Opinion Number. 1730



Key Legislation


The Controller-General of Food

I refer to your memorandum dated 5th January, 1944, seeking advice as to what action would be constitutionally possible to control the movement of foodstuffs from one State to another. From subsequent correspondence it appears that the question has arisen in the following circumstances:

  1. the depletion of the Queensland stocks of tomatoes and other commodities through movement into New South to take advantage of higher prices in Sydney;
  2. the depletion of Tasmanian stocks of tomatoes through movement into Victoria under advantageous arrangements with agents;
  3. the movement of flour from the mainland into Tasmania, with the result that there is less milling done in Tasmania, with consequent shortage of bran and pollard there; and
  4. the shortage of some foodstuffs (e.g. oranges) in Queensland through absence of sufficient movement into Queensland from New South Wales.

In all these cases, the substance of the matter is that the unregulated flow of trade, under war conditions of price-fixing and transport control, produces or would produce shortages in some parts of Australia and surplus stocks of foodstuffs in others. The fact that the areas of shortage and of surplus can be spoken of in terms of States is purely accidental, and indeed it may be strictly inaccurate so to speak of them. What is required is to maintain adequate supplies in all areas. To prevent shortages it may be necessary to regulate the movement of foodstuffs out of or into an area of shortage.

The question arises in each case whether section 92 or section 99 of the Constitution would invalidate an attempt to regulate by means of permits these movements.

If it appears on the face of a law that in substance it is directed towards maintaining adequate supplies of essential commodities in an area threatened with a shortage, there is good authority for saying that the law is valid, even though in order to achieve its object it regulates or even prohibits the movement of goods from one state to another. Putting the same thing in another way, it may perhaps be said that a Commonwealth law can validly deal with an area threatened with a shortage, even though that area happens to be a State: see Milk Board (NSW) v. Metropolitan Cream Pty Ltd (1939) 62 C.L.R. 116; The King v. Martin, ex parte Wawn (1939) 62 C.L.R. 457.

To constitute an infringement of section 99, it must be shown, first, that some tangible commercial advantage is given to the inhabitants of one area over those of another and, secondly, that the area is selected by reference merely to its character as a State and not to its economic or other characteristics as a part of Australian national territory: see Elliott v. the Commonwealth (1936) 54 C.L.R. 657, especially per Evatt J.
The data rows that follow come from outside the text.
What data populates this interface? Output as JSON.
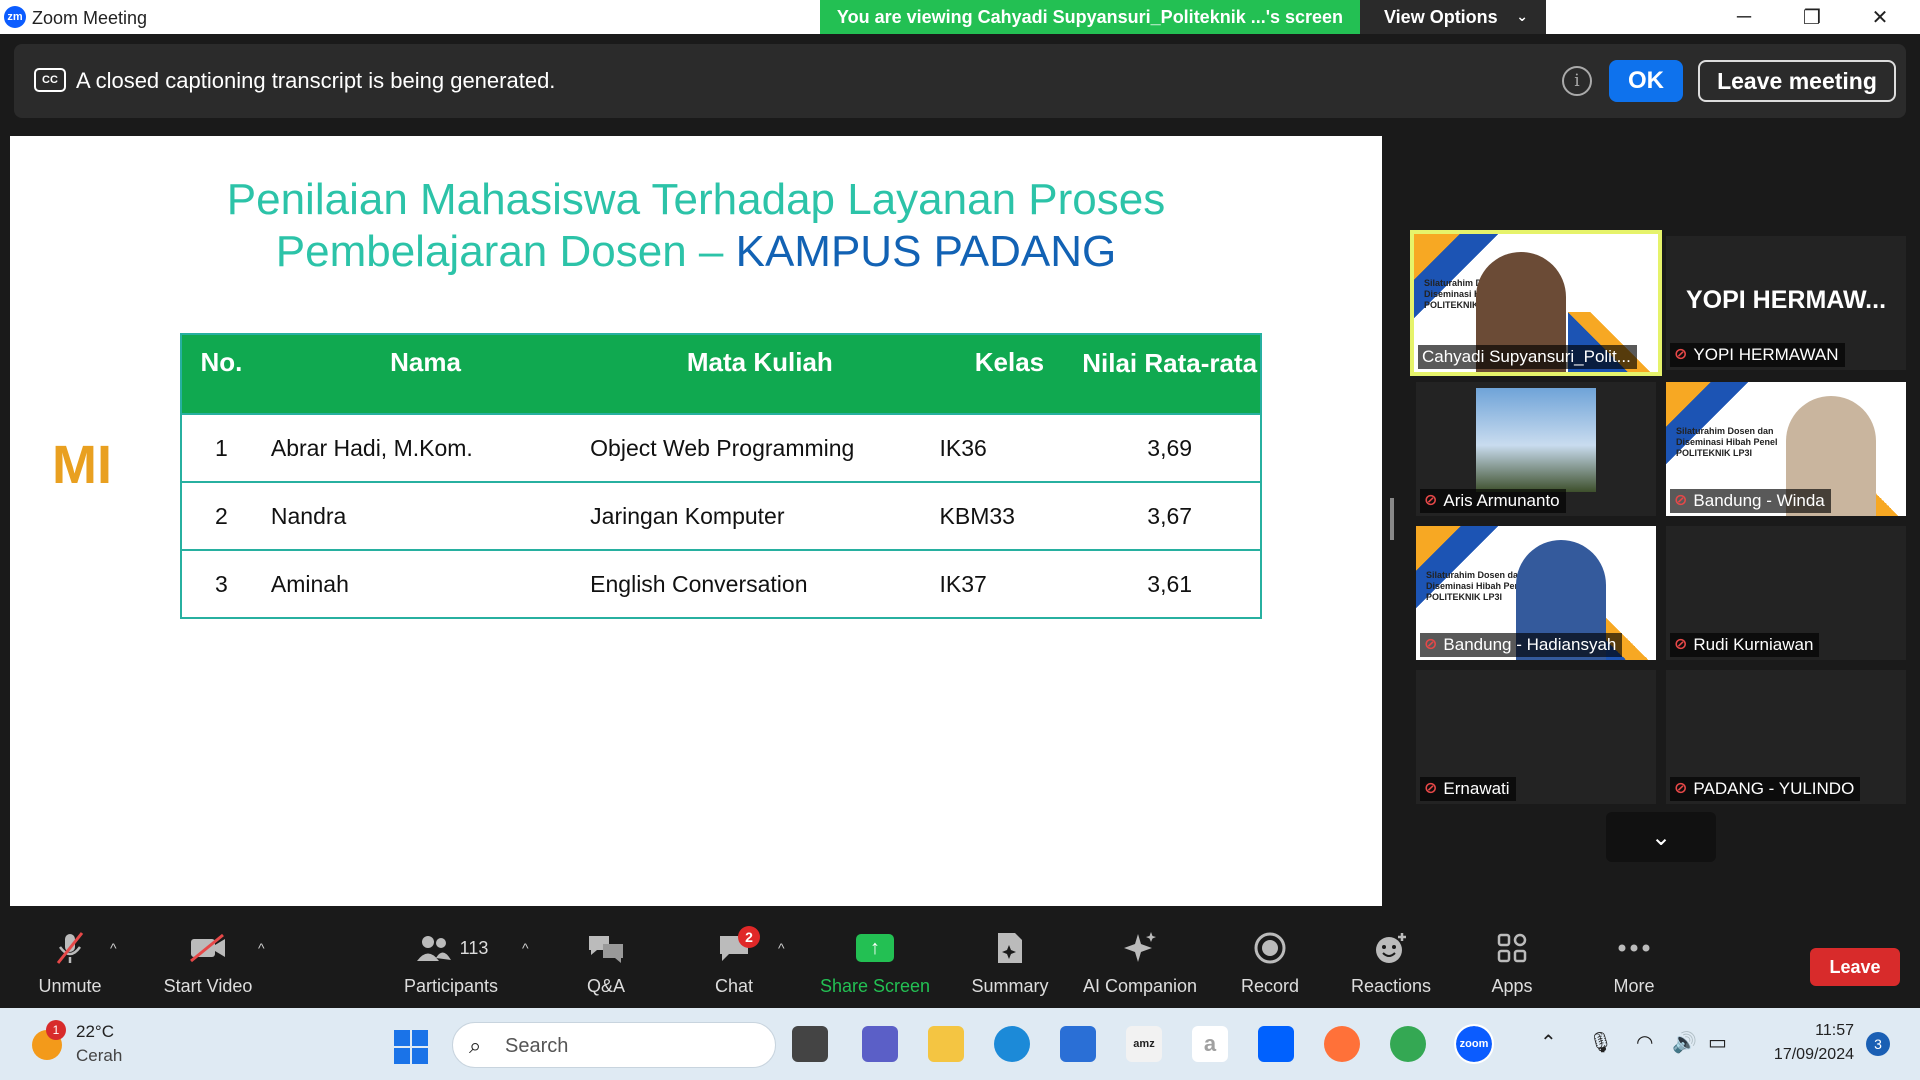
{
  "window": {
    "app_logo": "zm",
    "title": "Zoom Meeting",
    "viewing_banner": "You are viewing Cahyadi Supyansuri_Politeknik ...'s screen",
    "view_options": "View Options"
  },
  "caption_banner": {
    "icon": "CC",
    "text": "A closed captioning transcript is being generated.",
    "ok_label": "OK",
    "leave_label": "Leave meeting"
  },
  "slide": {
    "title_line1": "Penilaian Mahasiswa Terhadap Layanan Proses",
    "title_line2_prefix": "Pembelajaran Dosen – ",
    "title_line2_campus": "KAMPUS PADANG",
    "logo_text": "MI",
    "table": {
      "headers": [
        "No.",
        "Nama",
        "Mata Kuliah",
        "Kelas",
        "Nilai Rata-rata"
      ],
      "rows": [
        [
          "1",
          "Abrar Hadi, M.Kom.",
          "Object Web Programming",
          "IK36",
          "3,69"
        ],
        [
          "2",
          "Nandra",
          "Jaringan Komputer",
          "KBM33",
          "3,67"
        ],
        [
          "3",
          "Aminah",
          "English Conversation",
          "IK37",
          "3,61"
        ]
      ]
    }
  },
  "gallery": {
    "tiles": [
      {
        "name": "Cahyadi Supyansuri_Polit...",
        "active": true
      },
      {
        "name": "YOPI HERMAWAN",
        "big_name": "YOPI HERMAW...",
        "muted": true
      },
      {
        "name": "Aris Armunanto",
        "muted": true
      },
      {
        "name": "Bandung - Winda",
        "muted": true
      },
      {
        "name": "Bandung - Hadiansyah",
        "muted": true
      },
      {
        "name": "Rudi Kurniawan",
        "muted": true
      },
      {
        "name": "Ernawati",
        "muted": true
      },
      {
        "name": "PADANG - YULINDO",
        "muted": true
      }
    ],
    "tile_slide_text": "Silaturahim Dosen dan Diseminasi Hibah Penel POLITEKNIK LP3I"
  },
  "toolbar": {
    "unmute": "Unmute",
    "start_video": "Start Video",
    "participants": "Participants",
    "participants_count": "113",
    "qa": "Q&A",
    "chat": "Chat",
    "chat_badge": "2",
    "share_screen": "Share Screen",
    "summary": "Summary",
    "ai_companion": "AI Companion",
    "record": "Record",
    "reactions": "Reactions",
    "apps": "Apps",
    "more": "More",
    "leave": "Leave"
  },
  "taskbar": {
    "weather_badge": "1",
    "temperature": "22°C",
    "condition": "Cerah",
    "search_placeholder": "Search",
    "time": "11:57",
    "date": "17/09/2024",
    "notification_count": "3"
  },
  "colors": {
    "zoom_blue": "#0e72ed",
    "share_green": "#23c053",
    "leave_red": "#d82b2b",
    "table_header_green": "#10a950",
    "slide_title_teal": "#2cc3a8",
    "slide_title_blue": "#1262b4"
  }
}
Wherever possible the aim should be to regulate commodity movements in Australia in terms of areas chosen because of their economic characteristics, and without regard to State boundaries. The particular areas in which a commodity is produced, or in which shortages or surpluses of particular commodities exist, will quite commonly be found either to overlap in more than one State or to occupy only a portion of any one State. The particular circumstances of Tasmania, as an island, may often make it difficult to do anything else than treat the State as an economic unit. But the same is not by any means always true on the mainland.

If, for any reason, it does become necessary to exercise control of commodity movements in terms of State boundaries, an order should, for reasons already given, be so expressed as to make it clear that the State boundary is not selected merely as such, but is selected as the basis of regulation because of the economic characteristics that prevail in the State, and in order to achieve some purpose other than mere regulation of commercial dealings.

An order so framed will not only obviate difficulties under section 92, but will probably meet any difficulties arising under section 99 as well.

An order along the lines of the drafts which have been prepared in relation to the movement of flour from the mainland into Tasmania and in relation to the movement of tomatoes from Tasmania to the mainland would meet precisely the views expressed above. Even if, under such an order, a State were to be taken as the area by reference to which control is exercised, it would not be chosen merely ‘as such’.

I do not think it can be said that the validity of an order in this form is absolutely certain. The High Court considered, but did not find it necessary to determine, the relation between section 92 and the defence power when the matter was raised by Counsel in Andrews v. Howell (1941) 65 C.L.R. 255. Williams J. has not so far had to express any view on the matter, and both Starke J. and Dixon J. have expressed dissatisfaction with the interpretation given to section 92 in the Milk Board case, from the judgment in which Starke J. had expressly dissented. So long as the present interpretation is maintained, however, the conclusions stated above can be regarded as well-founded.

The method of control by permit would deal with the matters mentioned in subparagraphs (a), (b) and (c) of the first paragraph of this memorandum. I have not discussed the alternative methods mentioned in your memorandum as this particular method seems to be much the easiest to administer, and much the most satisfactory, so long as its validity is reasonably secure.

With reference to the matter mentioned in paragraph (d) it would seem that, in order to force foodstuffs from New South Wales into Queensland, it would require some mechanism other than the prohibition of carriage out of New South Wales without a permit. I cannot see any legal objection to any order requiring food to be sent from one area to another, provided the principle mentioned above is observed, that is, that the areas concerned are as chosen economic units and not States as such.